Germany’s ice wine harvest fails because of mild winter
FRANKFURT
In this Dec. 18, 2009 file photo snow-covered grapes hang in a vineyard near Freyburg, Germany. (AP File Photo)
A warm winter means that, for apparently the first time in the history of German winemaking, the country’s fabled vineyards will produce no ice wine - a pricey, golden nectar made from grapes that have been left to freeze on the vine.
None of Germany’s 13 winemaking regions saw the necessary temperatures of minus 7 degrees Celsius (19.4 degrees Fahrenheit) in 2019, one of the world’s warmest years on record.
“The 2019 vintage will go down in history here as the first year in which the ice wine harvest failed nationwide,” Ernst Buescher from the German Wine Institute (DWI) said in a statement on March 1.
“If warm winters become more frequent over the coming years, ice wines from Germany’s regions will soon become an even more expensive rarity than they already are,” he added.
A succession of warm winters has cut into ice wine production recently, the institute said, noting that in 2017 only seven producers managed to make it, and only five managed it in 2013.

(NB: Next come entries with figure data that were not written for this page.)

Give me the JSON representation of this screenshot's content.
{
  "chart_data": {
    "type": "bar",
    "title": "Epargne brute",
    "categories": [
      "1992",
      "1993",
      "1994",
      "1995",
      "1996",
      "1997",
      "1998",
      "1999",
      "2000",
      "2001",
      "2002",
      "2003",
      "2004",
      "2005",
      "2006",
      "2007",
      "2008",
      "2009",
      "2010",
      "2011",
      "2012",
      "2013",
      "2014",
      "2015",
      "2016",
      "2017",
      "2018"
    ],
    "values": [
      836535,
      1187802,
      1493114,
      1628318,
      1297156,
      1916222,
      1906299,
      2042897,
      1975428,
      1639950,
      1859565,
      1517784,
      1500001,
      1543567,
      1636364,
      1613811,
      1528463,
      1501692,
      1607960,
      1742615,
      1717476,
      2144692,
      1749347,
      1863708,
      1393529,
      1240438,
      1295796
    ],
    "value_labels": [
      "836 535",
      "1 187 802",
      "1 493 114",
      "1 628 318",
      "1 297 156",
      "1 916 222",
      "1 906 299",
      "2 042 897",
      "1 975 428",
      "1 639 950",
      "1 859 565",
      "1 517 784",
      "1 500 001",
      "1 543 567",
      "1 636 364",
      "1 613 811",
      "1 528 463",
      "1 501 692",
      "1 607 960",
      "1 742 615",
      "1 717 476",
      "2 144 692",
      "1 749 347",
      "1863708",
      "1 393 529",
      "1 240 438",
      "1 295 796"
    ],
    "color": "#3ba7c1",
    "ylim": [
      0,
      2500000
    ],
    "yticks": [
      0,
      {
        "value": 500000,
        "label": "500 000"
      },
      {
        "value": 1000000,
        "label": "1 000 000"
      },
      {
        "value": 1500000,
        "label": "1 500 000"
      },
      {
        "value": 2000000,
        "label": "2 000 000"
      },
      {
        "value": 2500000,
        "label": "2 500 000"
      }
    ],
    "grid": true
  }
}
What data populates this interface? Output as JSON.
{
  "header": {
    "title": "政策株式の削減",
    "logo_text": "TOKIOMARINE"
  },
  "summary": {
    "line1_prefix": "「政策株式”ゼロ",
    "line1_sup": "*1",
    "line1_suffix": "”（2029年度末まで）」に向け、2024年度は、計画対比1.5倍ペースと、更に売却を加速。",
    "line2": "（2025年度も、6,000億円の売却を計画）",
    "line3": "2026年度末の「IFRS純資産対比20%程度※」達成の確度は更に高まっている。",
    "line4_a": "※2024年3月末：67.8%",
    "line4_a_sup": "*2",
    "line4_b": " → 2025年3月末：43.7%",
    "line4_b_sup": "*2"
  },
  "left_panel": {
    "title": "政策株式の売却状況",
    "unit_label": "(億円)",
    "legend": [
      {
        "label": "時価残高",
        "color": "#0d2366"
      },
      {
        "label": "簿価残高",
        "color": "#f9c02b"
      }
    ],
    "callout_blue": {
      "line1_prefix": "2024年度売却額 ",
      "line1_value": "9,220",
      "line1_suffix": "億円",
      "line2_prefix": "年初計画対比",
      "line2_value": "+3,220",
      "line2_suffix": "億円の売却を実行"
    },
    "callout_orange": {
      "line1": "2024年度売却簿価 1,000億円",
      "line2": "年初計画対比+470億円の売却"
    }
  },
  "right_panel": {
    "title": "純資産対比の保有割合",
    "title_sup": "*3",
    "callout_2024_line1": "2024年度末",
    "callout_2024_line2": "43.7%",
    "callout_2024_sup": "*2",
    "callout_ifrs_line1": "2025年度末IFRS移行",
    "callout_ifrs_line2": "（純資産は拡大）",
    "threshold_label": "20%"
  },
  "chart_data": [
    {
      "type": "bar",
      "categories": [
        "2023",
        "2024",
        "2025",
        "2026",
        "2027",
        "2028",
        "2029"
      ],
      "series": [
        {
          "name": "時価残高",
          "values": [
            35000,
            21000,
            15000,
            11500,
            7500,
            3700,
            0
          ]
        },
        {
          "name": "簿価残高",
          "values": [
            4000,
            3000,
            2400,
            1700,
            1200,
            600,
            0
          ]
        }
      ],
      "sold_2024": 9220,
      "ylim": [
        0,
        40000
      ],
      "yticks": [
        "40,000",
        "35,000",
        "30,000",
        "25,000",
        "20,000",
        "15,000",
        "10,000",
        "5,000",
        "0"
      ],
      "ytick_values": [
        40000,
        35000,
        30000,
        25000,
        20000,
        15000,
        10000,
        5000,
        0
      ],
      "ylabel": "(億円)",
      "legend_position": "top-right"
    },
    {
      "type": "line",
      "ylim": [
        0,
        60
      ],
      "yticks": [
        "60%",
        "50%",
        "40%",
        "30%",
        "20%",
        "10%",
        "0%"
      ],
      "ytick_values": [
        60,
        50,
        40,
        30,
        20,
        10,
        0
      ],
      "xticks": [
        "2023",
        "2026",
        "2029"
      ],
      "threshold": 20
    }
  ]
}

Buescher said the institute knew of no vintage year in this century or last when no ice wine was made, and since winters were colder in the 19th century, it assumed that the latest harvest was the first one to create no ice wine since production began in 1830.
German ice wines tend to have natural residual sugar levels of well over 100 grams per liter, but an alcohol content of only around seven percent.
The price of a small bottle of German ice wine starts at around 20 euros ($22) but higher quality ones can sell for well over 100 euros.
Canada, Austria and Germany are the largest producers worldwide of ice wine. The novel desert wine is especially popular in Japan, China, Scandinavia and the United States.